What is inward remittance? It means getting money from another country into your local bank account. For instance, if someone living abroad, like a family member or friend, sends you money, that’s foreign inward remittance. This can happen for many reasons, such as family support, personal needs, or business payments. Banks ensure this money transfer is safe and arrives when it is supposed to.
Understanding inward remittance
Inward remittance is the process of getting money into your local Savings Account from abroad. This could be sent by NRIs, foreign business partners or clients. Banks make it easy to receive money securely through various methods, such as wire transfers, Foreign Currency Demand Drafts (FCDDs) With banks providing features like tracking, quick fund credits, multi-currency support and transparency, you can rest assured your money is handled with care.
Features of inward remittance
- Immediate alerts: You get instant notifications upon fund receipt.
- Secure channel: Banks use secure transfers via SWIFT, Rupee Drawing Arrangement (RDA) and Money Transfer Service Scheme (MTSS).
- Competitive Rates: Applicable for all RBI approved purpose codes. Further, there is no upper limit on transaction amount with Axis Bank.
- Minimal documentation: Fast & easy documentation process for your convenience.
Documents required for inward remittance
- Recipient's account number, bank name / address and SWIFT code.
- Purpose code, which indicates the transfer reason (e.g., family support, trade payments).
- Foreign exchange declaration form (declaration may depend on the transaction amount and the purpose code as per RBI rules).
Process of inward remittance
- The sender transfers funds from an international bank or money transfer service, providing all necessary details.
- Foreign currency is converted to INR or kept in a foreign currency account (like a FCNR Deposit).
- On receipt of the money, log in to your net banking.
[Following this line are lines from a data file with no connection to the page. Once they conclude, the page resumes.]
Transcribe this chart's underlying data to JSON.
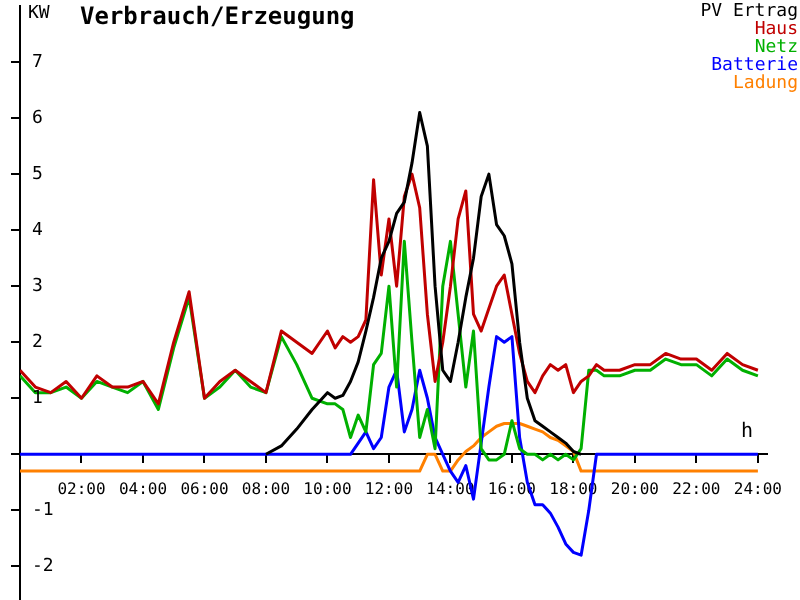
{
  "chart_data": {
    "type": "line",
    "title": "Verbrauch/Erzeugung",
    "xlabel": "h",
    "ylabel": "KW",
    "x": [
      0,
      0.5,
      1,
      1.5,
      2,
      2.5,
      3,
      3.5,
      4,
      4.5,
      5,
      5.5,
      6,
      6.5,
      7,
      7.5,
      8,
      8.5,
      9,
      9.5,
      10,
      10.25,
      10.5,
      10.75,
      11,
      11.25,
      11.5,
      11.75,
      12,
      12.25,
      12.5,
      12.75,
      13,
      13.25,
      13.5,
      13.75,
      14,
      14.25,
      14.5,
      14.75,
      15,
      15.25,
      15.5,
      15.75,
      16,
      16.25,
      16.5,
      16.75,
      17,
      17.25,
      17.5,
      17.75,
      18,
      18.25,
      18.5,
      18.75,
      19,
      19.5,
      20,
      20.5,
      21,
      21.5,
      22,
      22.5,
      23,
      23.5,
      24
    ],
    "series": [
      {
        "name": "PV Ertrag",
        "color": "#000000",
        "values": [
          null,
          null,
          null,
          null,
          null,
          null,
          null,
          null,
          null,
          null,
          null,
          null,
          null,
          null,
          null,
          null,
          0,
          0.15,
          0.45,
          0.8,
          1.1,
          1.0,
          1.05,
          1.3,
          1.65,
          2.2,
          2.8,
          3.5,
          3.8,
          4.3,
          4.5,
          5.2,
          6.1,
          5.5,
          3.0,
          1.5,
          1.3,
          2.0,
          2.8,
          3.5,
          4.6,
          5.0,
          4.1,
          3.9,
          3.4,
          2.0,
          1.0,
          0.6,
          0.5,
          0.4,
          0.3,
          0.2,
          0.05,
          0,
          null,
          null,
          null,
          null,
          null,
          null,
          null,
          null,
          null,
          null,
          null,
          null,
          null
        ]
      },
      {
        "name": "Haus",
        "color": "#c00000",
        "values": [
          1.5,
          1.2,
          1.1,
          1.3,
          1.0,
          1.4,
          1.2,
          1.2,
          1.3,
          0.9,
          2.0,
          2.9,
          1.0,
          1.3,
          1.5,
          1.3,
          1.1,
          2.2,
          2.0,
          1.8,
          2.2,
          1.9,
          2.1,
          2.0,
          2.1,
          2.4,
          4.9,
          3.2,
          4.2,
          3.0,
          4.6,
          5.0,
          4.4,
          2.5,
          1.3,
          2.0,
          3.0,
          4.2,
          4.7,
          2.5,
          2.2,
          2.6,
          3.0,
          3.2,
          2.5,
          1.8,
          1.3,
          1.1,
          1.4,
          1.6,
          1.5,
          1.6,
          1.1,
          1.3,
          1.4,
          1.6,
          1.5,
          1.5,
          1.6,
          1.6,
          1.8,
          1.7,
          1.7,
          1.5,
          1.8,
          1.6,
          1.5
        ]
      },
      {
        "name": "Netz",
        "color": "#00b000",
        "values": [
          1.4,
          1.1,
          1.1,
          1.2,
          1.0,
          1.3,
          1.2,
          1.1,
          1.3,
          0.8,
          1.9,
          2.8,
          1.0,
          1.2,
          1.5,
          1.2,
          1.1,
          2.1,
          1.6,
          1.0,
          0.9,
          0.9,
          0.8,
          0.3,
          0.7,
          0.4,
          1.6,
          1.8,
          3.0,
          1.2,
          3.8,
          2.0,
          0.3,
          0.8,
          0.1,
          3.0,
          3.8,
          2.5,
          1.2,
          2.2,
          0.1,
          -0.1,
          -0.1,
          0,
          0.6,
          0.1,
          0,
          0,
          -0.1,
          0,
          -0.1,
          0,
          -0.1,
          0.1,
          1.5,
          1.5,
          1.4,
          1.4,
          1.5,
          1.5,
          1.7,
          1.6,
          1.6,
          1.4,
          1.7,
          1.5,
          1.4
        ]
      },
      {
        "name": "Batterie",
        "color": "#0000ff",
        "values": [
          0,
          0,
          0,
          0,
          0,
          0,
          0,
          0,
          0,
          0,
          0,
          0,
          0,
          0,
          0,
          0,
          0,
          0,
          0,
          0,
          0,
          0,
          0,
          0,
          0.2,
          0.4,
          0.1,
          0.3,
          1.2,
          1.5,
          0.4,
          0.8,
          1.5,
          1.0,
          0.3,
          0,
          -0.3,
          -0.5,
          -0.2,
          -0.8,
          0.2,
          1.2,
          2.1,
          2.0,
          2.1,
          0.3,
          -0.5,
          -0.9,
          -0.9,
          -1.05,
          -1.3,
          -1.6,
          -1.75,
          -1.8,
          -1.0,
          0,
          0,
          0,
          0,
          0,
          0,
          0,
          0,
          0,
          0,
          0,
          0
        ]
      },
      {
        "name": "Ladung",
        "color": "#ff8000",
        "values": [
          -0.3,
          -0.3,
          -0.3,
          -0.3,
          -0.3,
          -0.3,
          -0.3,
          -0.3,
          -0.3,
          -0.3,
          -0.3,
          -0.3,
          -0.3,
          -0.3,
          -0.3,
          -0.3,
          -0.3,
          -0.3,
          -0.3,
          -0.3,
          -0.3,
          -0.3,
          -0.3,
          -0.3,
          -0.3,
          -0.3,
          -0.3,
          -0.3,
          -0.3,
          -0.3,
          -0.3,
          -0.3,
          -0.3,
          0,
          0,
          -0.3,
          -0.3,
          -0.1,
          0.05,
          0.15,
          0.3,
          0.4,
          0.5,
          0.55,
          0.55,
          0.55,
          0.5,
          0.45,
          0.4,
          0.3,
          0.25,
          0.15,
          0.05,
          -0.3,
          -0.3,
          -0.3,
          -0.3,
          -0.3,
          -0.3,
          -0.3,
          -0.3,
          -0.3,
          -0.3,
          -0.3,
          -0.3,
          -0.3,
          -0.3
        ]
      }
    ],
    "xlim": [
      0,
      24.3
    ],
    "ylim": [
      -2.6,
      8
    ],
    "xticks": [
      {
        "value": 2,
        "label": "02:00"
      },
      {
        "value": 4,
        "label": "04:00"
      },
      {
        "value": 6,
        "label": "06:00"
      },
      {
        "value": 8,
        "label": "08:00"
      },
      {
        "value": 10,
        "label": "10:00"
      },
      {
        "value": 12,
        "label": "12:00"
      },
      {
        "value": 14,
        "label": "14:00"
      },
      {
        "value": 16,
        "label": "16:00"
      },
      {
        "value": 18,
        "label": "18:00"
      },
      {
        "value": 20,
        "label": "20:00"
      },
      {
        "value": 22,
        "label": "22:00"
      },
      {
        "value": 24,
        "label": "24:00"
      }
    ],
    "yticks": [
      -2,
      -1,
      {
        "value": 0,
        "label": null
      },
      1,
      2,
      3,
      4,
      5,
      6,
      7
    ],
    "grid": false,
    "legend": "top right",
    "marker": "none",
    "line_style": "solid"
  }
}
Select the pending remittance, choose the purpose code, and submit your request.
RBI guidelines for foreign inward remittance
- Beneficiaries in India can receive cross-border remittances through banking, postal channels, RDA and MTSS. Foreign banks can partner with local banks to facilitate remittances.
- Each transaction must include a valid purpose code as per FEMA regulations.
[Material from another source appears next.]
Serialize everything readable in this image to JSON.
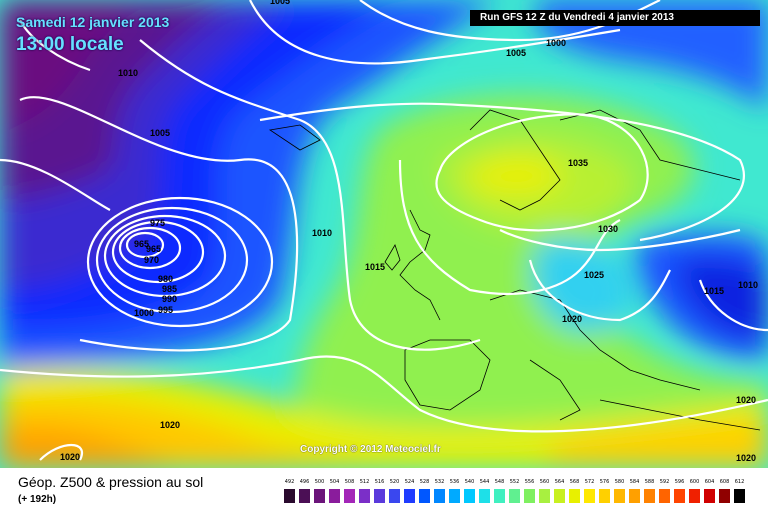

- The RDA has no limit for personal remittances; trade-related ones are capped at ₹15 lakh.
- Under the MTSS, remittances are limited to USD 2500 per transaction and 30 transactions per beneficiary per year.
FAQs
What are the common channels for receiving inward remittance?
Common channels include Wire Transfers, banking, postal channels (via the IFS platform of UPU), Rupee Drawing Arrangement (RDA) and Money Transfer Service Scheme (MTSS).
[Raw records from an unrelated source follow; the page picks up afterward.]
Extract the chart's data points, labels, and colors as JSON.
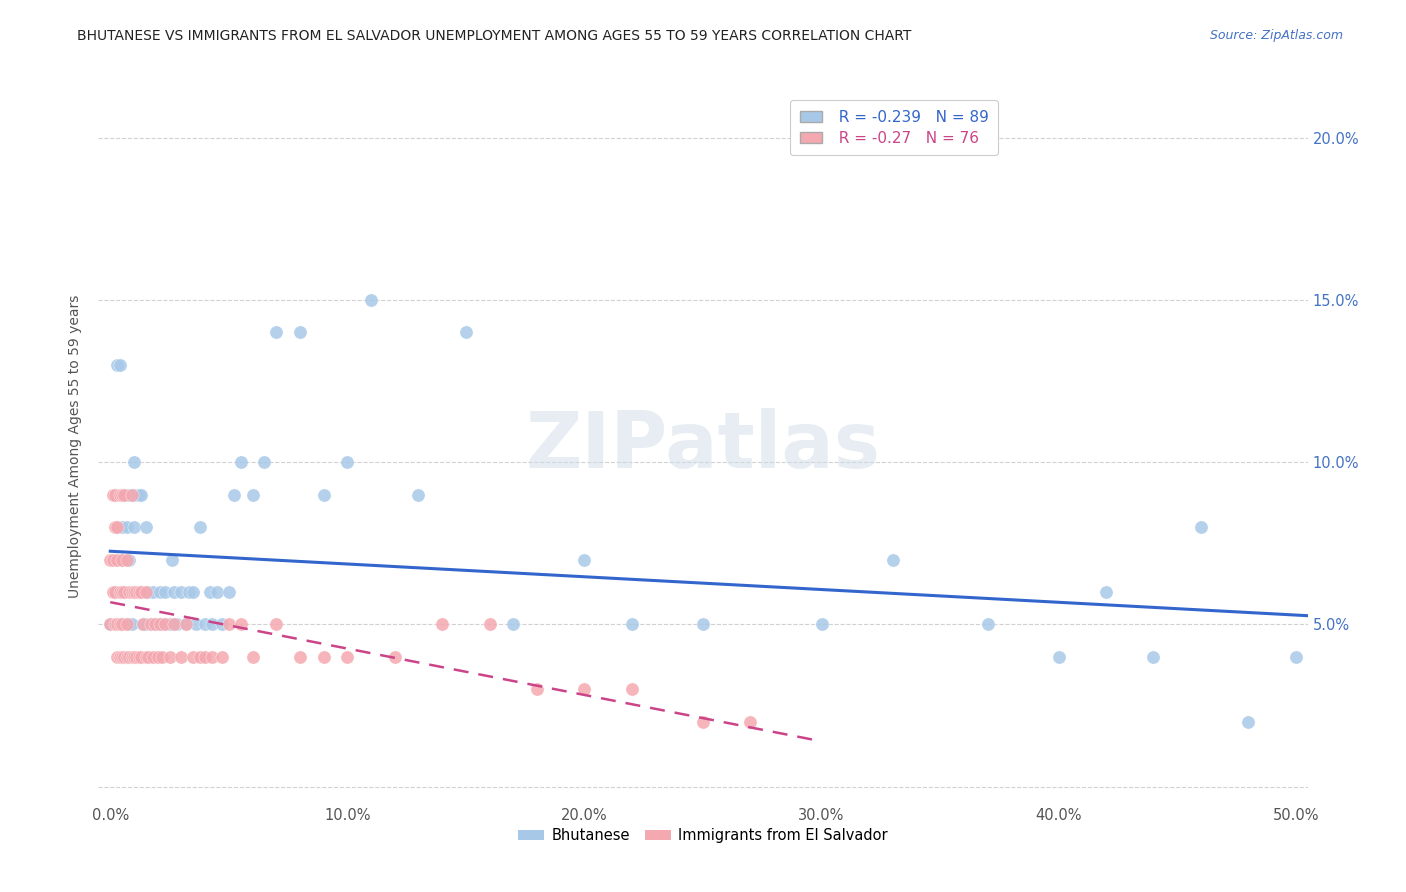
{
  "title": "BHUTANESE VS IMMIGRANTS FROM EL SALVADOR UNEMPLOYMENT AMONG AGES 55 TO 59 YEARS CORRELATION CHART",
  "source": "Source: ZipAtlas.com",
  "ylabel": "Unemployment Among Ages 55 to 59 years",
  "xlim": [
    -0.005,
    0.505
  ],
  "ylim": [
    -0.005,
    0.215
  ],
  "xticks": [
    0.0,
    0.1,
    0.2,
    0.3,
    0.4,
    0.5
  ],
  "xticklabels": [
    "0.0%",
    "10.0%",
    "20.0%",
    "30.0%",
    "40.0%",
    "50.0%"
  ],
  "yticks": [
    0.0,
    0.05,
    0.1,
    0.15,
    0.2
  ],
  "yticklabels_left": [
    "",
    "",
    "",
    "",
    ""
  ],
  "yticklabels_right": [
    "",
    "5.0%",
    "10.0%",
    "15.0%",
    "20.0%"
  ],
  "color_bhutanese": "#a8c8e8",
  "color_elsalvador": "#f4a8b0",
  "line_color_bhutanese": "#3366cc",
  "line_color_elsalvador": "#cc4488",
  "R_bhutanese": -0.239,
  "N_bhutanese": 89,
  "R_elsalvador": -0.27,
  "N_elsalvador": 76,
  "watermark": "ZIPatlas",
  "bhutanese_x": [
    0.0,
    0.002,
    0.002,
    0.003,
    0.003,
    0.003,
    0.004,
    0.004,
    0.004,
    0.004,
    0.005,
    0.005,
    0.005,
    0.005,
    0.005,
    0.006,
    0.006,
    0.006,
    0.006,
    0.007,
    0.007,
    0.007,
    0.007,
    0.008,
    0.008,
    0.008,
    0.009,
    0.009,
    0.01,
    0.01,
    0.01,
    0.011,
    0.011,
    0.012,
    0.012,
    0.013,
    0.013,
    0.014,
    0.014,
    0.015,
    0.015,
    0.016,
    0.017,
    0.018,
    0.019,
    0.02,
    0.021,
    0.022,
    0.023,
    0.025,
    0.026,
    0.027,
    0.028,
    0.03,
    0.032,
    0.033,
    0.035,
    0.036,
    0.038,
    0.04,
    0.042,
    0.043,
    0.045,
    0.047,
    0.05,
    0.052,
    0.055,
    0.06,
    0.065,
    0.07,
    0.08,
    0.09,
    0.1,
    0.11,
    0.13,
    0.15,
    0.17,
    0.2,
    0.22,
    0.25,
    0.3,
    0.33,
    0.37,
    0.4,
    0.42,
    0.44,
    0.46,
    0.48,
    0.5
  ],
  "bhutanese_y": [
    0.05,
    0.06,
    0.09,
    0.08,
    0.09,
    0.13,
    0.05,
    0.06,
    0.09,
    0.13,
    0.04,
    0.05,
    0.07,
    0.08,
    0.09,
    0.04,
    0.05,
    0.06,
    0.09,
    0.04,
    0.05,
    0.08,
    0.09,
    0.05,
    0.07,
    0.09,
    0.05,
    0.09,
    0.06,
    0.08,
    0.1,
    0.06,
    0.09,
    0.06,
    0.09,
    0.06,
    0.09,
    0.05,
    0.06,
    0.05,
    0.08,
    0.06,
    0.05,
    0.06,
    0.05,
    0.05,
    0.06,
    0.05,
    0.06,
    0.05,
    0.07,
    0.06,
    0.05,
    0.06,
    0.05,
    0.06,
    0.06,
    0.05,
    0.08,
    0.05,
    0.06,
    0.05,
    0.06,
    0.05,
    0.06,
    0.09,
    0.1,
    0.09,
    0.1,
    0.14,
    0.14,
    0.09,
    0.1,
    0.15,
    0.09,
    0.14,
    0.05,
    0.07,
    0.05,
    0.05,
    0.05,
    0.07,
    0.05,
    0.04,
    0.06,
    0.04,
    0.08,
    0.02,
    0.04
  ],
  "elsalvador_x": [
    0.0,
    0.0,
    0.001,
    0.001,
    0.001,
    0.002,
    0.002,
    0.002,
    0.002,
    0.003,
    0.003,
    0.003,
    0.003,
    0.004,
    0.004,
    0.004,
    0.004,
    0.005,
    0.005,
    0.005,
    0.005,
    0.005,
    0.006,
    0.006,
    0.006,
    0.007,
    0.007,
    0.007,
    0.008,
    0.008,
    0.009,
    0.009,
    0.009,
    0.01,
    0.01,
    0.011,
    0.011,
    0.012,
    0.012,
    0.013,
    0.013,
    0.014,
    0.015,
    0.015,
    0.016,
    0.017,
    0.018,
    0.019,
    0.02,
    0.021,
    0.022,
    0.023,
    0.025,
    0.027,
    0.03,
    0.032,
    0.035,
    0.038,
    0.04,
    0.043,
    0.047,
    0.05,
    0.055,
    0.06,
    0.07,
    0.08,
    0.09,
    0.1,
    0.12,
    0.14,
    0.16,
    0.18,
    0.2,
    0.22,
    0.25,
    0.27
  ],
  "elsalvador_y": [
    0.05,
    0.07,
    0.06,
    0.07,
    0.09,
    0.05,
    0.06,
    0.08,
    0.09,
    0.04,
    0.05,
    0.07,
    0.08,
    0.04,
    0.05,
    0.06,
    0.09,
    0.04,
    0.05,
    0.06,
    0.07,
    0.09,
    0.04,
    0.06,
    0.09,
    0.04,
    0.05,
    0.07,
    0.04,
    0.06,
    0.04,
    0.06,
    0.09,
    0.04,
    0.06,
    0.04,
    0.06,
    0.04,
    0.06,
    0.04,
    0.06,
    0.05,
    0.04,
    0.06,
    0.04,
    0.05,
    0.04,
    0.05,
    0.04,
    0.05,
    0.04,
    0.05,
    0.04,
    0.05,
    0.04,
    0.05,
    0.04,
    0.04,
    0.04,
    0.04,
    0.04,
    0.05,
    0.05,
    0.04,
    0.05,
    0.04,
    0.04,
    0.04,
    0.04,
    0.05,
    0.05,
    0.03,
    0.03,
    0.03,
    0.02,
    0.02
  ]
}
Are there any fees or charges associated with inward remittance?
Yes, charges may vary depending on the channel, amount, and currency.
Who can receive inward remittances?
Individuals and businesses can receive inward remittances, subject to applicable regulations.
Disclaimer: This article is for information purpose only. The views expressed in this article are personal and do not necessarily constitute the views of Axis Bank Ltd. and its employees. Axis Bank Ltd. and/or the author shall not be responsible for any direct / indirect loss or liability incurred by the reader for taking any financial decisions based on the contents and information. Please consult your financial advisor before making any financial decision.